Diffusion Models for Open-Vocabulary Segmentation¶

Conference: ECCV 2024
arXiv: 2306.09316
Code: None
Area: Segmentation / Open-Vocabulary Segmentation
Keywords: Open-Vocabulary Segmentation, Diffusion Models, Prototype Learning, Training-Free Segmentation, Text-to-Image Generation

TL;DR¶

This paper proposes OVDiff, which leverages a pre-trained text-to-image diffusion model to generate support image sets for arbitrary textual categories. From these, multi-level prototypes (class-level, instance-level, and part-level) are extracted and combined with background prototypes to achieve training-free open-vocabulary semantic segmentation, outperforming prior methods by over 10% on PASCAL VOC.

Background & Motivation¶

Background: Open-vocabulary segmentation requires pixel-level segmentation of any object in an image described in natural language. Recently, large-scale vision-language models (such as CLIP) have driven significant progress in this field, but these methods require expensive contrastive training on massive image-text pairs.

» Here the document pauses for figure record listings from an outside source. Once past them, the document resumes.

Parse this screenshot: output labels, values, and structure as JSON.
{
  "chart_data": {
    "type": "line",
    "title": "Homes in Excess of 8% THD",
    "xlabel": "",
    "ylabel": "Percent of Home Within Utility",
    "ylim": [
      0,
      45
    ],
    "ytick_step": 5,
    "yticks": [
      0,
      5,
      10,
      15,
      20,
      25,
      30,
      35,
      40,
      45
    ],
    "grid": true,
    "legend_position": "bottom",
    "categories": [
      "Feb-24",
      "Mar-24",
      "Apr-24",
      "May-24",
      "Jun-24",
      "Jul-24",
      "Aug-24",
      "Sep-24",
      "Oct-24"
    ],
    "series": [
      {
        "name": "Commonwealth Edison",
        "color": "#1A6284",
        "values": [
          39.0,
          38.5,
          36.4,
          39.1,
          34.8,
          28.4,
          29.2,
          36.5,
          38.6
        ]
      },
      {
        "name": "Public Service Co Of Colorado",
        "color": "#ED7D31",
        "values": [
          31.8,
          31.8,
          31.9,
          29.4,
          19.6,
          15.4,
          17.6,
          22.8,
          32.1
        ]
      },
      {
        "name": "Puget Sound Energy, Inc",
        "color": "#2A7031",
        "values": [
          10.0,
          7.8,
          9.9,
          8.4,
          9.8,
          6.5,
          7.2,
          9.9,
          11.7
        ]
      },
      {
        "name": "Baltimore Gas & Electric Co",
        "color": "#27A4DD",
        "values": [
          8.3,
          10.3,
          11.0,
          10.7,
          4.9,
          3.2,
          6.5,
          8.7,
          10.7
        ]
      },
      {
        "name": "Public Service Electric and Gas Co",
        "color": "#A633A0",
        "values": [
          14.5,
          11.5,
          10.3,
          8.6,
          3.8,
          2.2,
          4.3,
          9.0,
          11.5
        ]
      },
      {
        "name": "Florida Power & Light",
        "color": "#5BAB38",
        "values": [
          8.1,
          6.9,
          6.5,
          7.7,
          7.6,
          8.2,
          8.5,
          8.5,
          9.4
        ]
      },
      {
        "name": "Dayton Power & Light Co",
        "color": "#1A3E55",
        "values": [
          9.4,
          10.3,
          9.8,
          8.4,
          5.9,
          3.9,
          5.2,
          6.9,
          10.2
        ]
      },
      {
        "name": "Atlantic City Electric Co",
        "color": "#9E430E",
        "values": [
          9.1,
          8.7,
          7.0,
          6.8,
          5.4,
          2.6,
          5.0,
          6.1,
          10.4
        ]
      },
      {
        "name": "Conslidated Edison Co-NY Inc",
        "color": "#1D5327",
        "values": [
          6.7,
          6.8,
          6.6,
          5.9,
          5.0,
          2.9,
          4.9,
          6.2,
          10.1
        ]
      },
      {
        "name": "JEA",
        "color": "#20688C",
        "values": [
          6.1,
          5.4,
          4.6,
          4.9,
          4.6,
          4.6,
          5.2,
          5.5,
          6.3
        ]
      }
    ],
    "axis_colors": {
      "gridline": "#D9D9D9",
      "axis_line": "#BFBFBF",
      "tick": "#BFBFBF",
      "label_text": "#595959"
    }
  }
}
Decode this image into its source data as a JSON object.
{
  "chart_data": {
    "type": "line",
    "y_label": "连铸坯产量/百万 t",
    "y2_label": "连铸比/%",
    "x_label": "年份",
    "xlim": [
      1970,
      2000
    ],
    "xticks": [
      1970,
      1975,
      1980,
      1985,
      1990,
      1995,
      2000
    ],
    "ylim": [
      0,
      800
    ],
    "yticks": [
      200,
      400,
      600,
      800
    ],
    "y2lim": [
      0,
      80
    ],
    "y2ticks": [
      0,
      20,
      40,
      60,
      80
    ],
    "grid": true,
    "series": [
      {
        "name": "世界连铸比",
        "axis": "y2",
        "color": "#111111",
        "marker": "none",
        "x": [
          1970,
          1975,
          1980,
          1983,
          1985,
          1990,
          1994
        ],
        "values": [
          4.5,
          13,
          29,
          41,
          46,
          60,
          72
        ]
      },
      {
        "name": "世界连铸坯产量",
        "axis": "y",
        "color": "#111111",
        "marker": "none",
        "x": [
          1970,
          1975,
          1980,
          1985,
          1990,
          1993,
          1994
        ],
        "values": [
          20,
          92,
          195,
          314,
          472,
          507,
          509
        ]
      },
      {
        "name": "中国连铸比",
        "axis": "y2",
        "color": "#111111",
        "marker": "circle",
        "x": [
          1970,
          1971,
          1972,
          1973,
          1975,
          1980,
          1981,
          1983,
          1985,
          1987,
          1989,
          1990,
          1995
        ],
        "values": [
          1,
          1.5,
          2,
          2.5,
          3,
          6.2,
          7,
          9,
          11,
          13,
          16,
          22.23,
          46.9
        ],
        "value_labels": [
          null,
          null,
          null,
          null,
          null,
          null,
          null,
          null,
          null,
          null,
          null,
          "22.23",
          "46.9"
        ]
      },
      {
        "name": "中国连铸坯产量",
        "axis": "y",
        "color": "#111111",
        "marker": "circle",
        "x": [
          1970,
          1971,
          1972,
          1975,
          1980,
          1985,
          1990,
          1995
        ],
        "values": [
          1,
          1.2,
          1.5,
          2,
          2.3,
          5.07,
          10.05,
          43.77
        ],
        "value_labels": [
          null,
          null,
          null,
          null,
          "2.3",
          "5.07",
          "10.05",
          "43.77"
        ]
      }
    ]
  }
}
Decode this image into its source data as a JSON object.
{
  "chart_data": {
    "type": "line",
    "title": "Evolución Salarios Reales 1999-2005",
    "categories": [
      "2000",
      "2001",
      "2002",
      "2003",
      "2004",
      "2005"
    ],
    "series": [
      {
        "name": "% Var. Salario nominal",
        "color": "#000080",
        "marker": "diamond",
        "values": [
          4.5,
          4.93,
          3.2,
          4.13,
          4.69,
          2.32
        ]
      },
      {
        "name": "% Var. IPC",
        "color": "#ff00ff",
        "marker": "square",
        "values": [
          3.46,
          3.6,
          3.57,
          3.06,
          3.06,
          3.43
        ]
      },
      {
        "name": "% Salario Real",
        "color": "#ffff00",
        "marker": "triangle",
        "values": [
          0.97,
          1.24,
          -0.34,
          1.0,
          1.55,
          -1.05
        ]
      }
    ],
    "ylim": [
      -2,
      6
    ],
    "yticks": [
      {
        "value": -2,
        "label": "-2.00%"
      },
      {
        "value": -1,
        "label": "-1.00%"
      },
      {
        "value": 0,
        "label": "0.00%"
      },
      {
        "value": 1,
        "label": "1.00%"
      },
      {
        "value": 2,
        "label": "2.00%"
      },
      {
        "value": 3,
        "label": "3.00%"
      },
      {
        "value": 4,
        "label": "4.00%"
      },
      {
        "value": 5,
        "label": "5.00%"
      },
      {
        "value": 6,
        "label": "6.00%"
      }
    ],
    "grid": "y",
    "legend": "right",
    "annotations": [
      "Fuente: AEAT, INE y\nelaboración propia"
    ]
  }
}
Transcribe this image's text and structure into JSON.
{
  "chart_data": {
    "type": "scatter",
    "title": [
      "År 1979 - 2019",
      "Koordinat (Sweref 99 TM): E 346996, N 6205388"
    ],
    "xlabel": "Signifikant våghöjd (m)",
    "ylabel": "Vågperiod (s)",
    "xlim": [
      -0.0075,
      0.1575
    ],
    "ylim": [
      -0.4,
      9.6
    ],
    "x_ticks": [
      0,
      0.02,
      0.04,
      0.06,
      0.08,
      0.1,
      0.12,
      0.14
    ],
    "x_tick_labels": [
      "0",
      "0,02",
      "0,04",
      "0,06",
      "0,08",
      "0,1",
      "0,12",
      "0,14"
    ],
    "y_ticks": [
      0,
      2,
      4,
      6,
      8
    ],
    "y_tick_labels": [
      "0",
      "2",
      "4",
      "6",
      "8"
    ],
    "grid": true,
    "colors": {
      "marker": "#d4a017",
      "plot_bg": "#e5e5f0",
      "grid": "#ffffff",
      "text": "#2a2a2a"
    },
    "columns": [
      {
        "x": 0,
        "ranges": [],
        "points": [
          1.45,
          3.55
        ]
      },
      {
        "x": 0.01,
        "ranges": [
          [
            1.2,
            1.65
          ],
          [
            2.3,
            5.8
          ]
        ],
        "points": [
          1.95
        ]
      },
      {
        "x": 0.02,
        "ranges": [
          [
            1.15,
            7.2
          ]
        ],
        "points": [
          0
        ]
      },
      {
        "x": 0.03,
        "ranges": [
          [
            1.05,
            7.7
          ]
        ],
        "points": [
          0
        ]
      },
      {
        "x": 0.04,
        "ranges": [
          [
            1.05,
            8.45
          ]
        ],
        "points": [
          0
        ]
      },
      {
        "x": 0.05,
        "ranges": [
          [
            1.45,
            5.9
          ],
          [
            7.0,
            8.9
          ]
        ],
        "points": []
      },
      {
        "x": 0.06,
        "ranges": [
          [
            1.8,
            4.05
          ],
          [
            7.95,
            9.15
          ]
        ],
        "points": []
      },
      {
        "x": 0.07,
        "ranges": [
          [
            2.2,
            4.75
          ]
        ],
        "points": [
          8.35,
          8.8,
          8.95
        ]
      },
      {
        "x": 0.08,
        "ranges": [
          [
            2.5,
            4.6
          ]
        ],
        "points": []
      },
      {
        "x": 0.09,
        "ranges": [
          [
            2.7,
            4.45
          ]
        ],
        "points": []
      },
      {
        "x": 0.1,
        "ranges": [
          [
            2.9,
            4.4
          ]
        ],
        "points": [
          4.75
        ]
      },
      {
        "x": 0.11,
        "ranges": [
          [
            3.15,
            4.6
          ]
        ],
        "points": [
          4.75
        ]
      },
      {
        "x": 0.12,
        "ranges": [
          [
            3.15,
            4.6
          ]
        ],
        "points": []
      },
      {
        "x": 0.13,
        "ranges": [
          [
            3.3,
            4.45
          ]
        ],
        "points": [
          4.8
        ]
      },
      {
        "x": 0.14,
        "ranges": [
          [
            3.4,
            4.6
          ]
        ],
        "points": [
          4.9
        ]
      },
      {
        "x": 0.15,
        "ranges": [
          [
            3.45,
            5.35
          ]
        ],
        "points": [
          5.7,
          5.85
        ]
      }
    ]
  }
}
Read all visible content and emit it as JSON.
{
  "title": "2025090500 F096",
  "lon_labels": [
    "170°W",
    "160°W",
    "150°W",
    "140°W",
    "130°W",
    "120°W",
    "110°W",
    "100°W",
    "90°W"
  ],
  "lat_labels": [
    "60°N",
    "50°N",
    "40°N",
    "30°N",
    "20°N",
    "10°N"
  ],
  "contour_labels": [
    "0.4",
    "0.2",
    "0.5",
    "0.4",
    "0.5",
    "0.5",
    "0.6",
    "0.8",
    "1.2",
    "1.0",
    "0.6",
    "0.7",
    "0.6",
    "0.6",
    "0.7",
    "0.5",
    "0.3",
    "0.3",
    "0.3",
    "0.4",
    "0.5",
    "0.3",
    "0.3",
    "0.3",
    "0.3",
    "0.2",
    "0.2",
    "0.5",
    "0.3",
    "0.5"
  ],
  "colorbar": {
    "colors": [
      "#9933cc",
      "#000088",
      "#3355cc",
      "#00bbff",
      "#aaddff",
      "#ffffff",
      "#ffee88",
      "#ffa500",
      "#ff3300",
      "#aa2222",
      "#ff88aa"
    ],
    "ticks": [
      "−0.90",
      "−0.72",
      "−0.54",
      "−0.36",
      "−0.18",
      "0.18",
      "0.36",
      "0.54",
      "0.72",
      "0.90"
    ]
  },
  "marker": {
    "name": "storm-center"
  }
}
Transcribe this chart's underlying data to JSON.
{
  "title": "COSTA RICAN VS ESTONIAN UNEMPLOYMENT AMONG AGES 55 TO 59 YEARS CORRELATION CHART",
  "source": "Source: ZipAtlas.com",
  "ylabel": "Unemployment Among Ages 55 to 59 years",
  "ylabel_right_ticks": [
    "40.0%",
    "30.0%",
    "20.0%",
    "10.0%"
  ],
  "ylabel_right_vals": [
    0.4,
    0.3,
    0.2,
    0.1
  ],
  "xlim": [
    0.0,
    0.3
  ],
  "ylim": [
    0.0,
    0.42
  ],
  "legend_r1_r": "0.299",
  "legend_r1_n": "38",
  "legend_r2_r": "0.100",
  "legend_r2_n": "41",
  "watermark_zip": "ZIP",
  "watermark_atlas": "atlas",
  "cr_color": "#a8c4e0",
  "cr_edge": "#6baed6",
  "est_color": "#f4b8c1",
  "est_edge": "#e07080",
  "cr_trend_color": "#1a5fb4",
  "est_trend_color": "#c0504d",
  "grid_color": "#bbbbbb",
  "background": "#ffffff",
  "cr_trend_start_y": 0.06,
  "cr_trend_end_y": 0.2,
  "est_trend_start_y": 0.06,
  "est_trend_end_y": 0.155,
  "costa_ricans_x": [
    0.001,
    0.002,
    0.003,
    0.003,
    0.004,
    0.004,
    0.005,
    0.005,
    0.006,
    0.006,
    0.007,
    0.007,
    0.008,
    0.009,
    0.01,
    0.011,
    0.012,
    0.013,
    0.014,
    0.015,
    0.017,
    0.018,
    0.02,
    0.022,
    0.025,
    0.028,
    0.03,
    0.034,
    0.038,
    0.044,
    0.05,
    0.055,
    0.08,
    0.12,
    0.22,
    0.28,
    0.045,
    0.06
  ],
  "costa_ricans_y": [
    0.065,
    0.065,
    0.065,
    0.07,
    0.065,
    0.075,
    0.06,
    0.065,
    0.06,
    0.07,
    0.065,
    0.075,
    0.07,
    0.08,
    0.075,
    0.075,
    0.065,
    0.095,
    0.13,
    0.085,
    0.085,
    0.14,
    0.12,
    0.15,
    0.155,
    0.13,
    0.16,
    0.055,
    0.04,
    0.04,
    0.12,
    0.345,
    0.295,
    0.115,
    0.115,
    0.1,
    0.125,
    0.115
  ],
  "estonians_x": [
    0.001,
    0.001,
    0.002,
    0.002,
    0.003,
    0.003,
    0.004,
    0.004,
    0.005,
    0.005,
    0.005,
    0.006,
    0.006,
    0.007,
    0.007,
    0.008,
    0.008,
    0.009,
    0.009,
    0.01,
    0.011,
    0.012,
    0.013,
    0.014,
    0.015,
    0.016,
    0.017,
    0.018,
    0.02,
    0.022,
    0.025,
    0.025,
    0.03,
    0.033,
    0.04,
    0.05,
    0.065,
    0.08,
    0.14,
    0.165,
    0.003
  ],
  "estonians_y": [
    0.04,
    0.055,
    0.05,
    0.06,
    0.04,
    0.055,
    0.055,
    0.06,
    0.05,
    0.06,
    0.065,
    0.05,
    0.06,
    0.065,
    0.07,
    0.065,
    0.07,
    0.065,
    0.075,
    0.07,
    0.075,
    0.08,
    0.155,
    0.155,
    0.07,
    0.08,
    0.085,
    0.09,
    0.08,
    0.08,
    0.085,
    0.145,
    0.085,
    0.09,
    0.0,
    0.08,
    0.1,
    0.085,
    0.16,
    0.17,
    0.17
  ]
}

Limitations of Prior Work: (1) Contrastive training-based methods (e.g., GroupViT, TCL) require extra training on massive image-text pairs, which introduces noise because the text might not fully describe the image content. (2) Cross-modal feature alignment is inherently ambiguous—images with similar visual appearances may correspond to different text descriptions, and vice versa. (3) Background segmentation remains a long-standing challenge, usually requiring manual similarity thresholds, but the optimal threshold is difficult to determine and varies across different images.

Key Challenge: Open-vocabulary segmentation requires mapping arbitrary linguistically-expressed categories to precise pixel-level segmentations, but directly learning cross-modal alignment is both expensive and prone to ambiguity. Can existing pre-trained foundation models be utilized to synthesize segmenters on-demand, thereby avoiding extra training?

Key Insight: The authors observe that feature comparison within the same modality is easier and more reliable than cross-modal comparison. Therefore, they propose using a generative diffusion model to "translate" language queries into visual prototypes, thereby transforming the cross-modal problem into an intra-modal comparison. Diffusion models not only encode the visual appearance distribution of objects but also provide contextual priors (e.g., background), which are crucial for segmentation quality.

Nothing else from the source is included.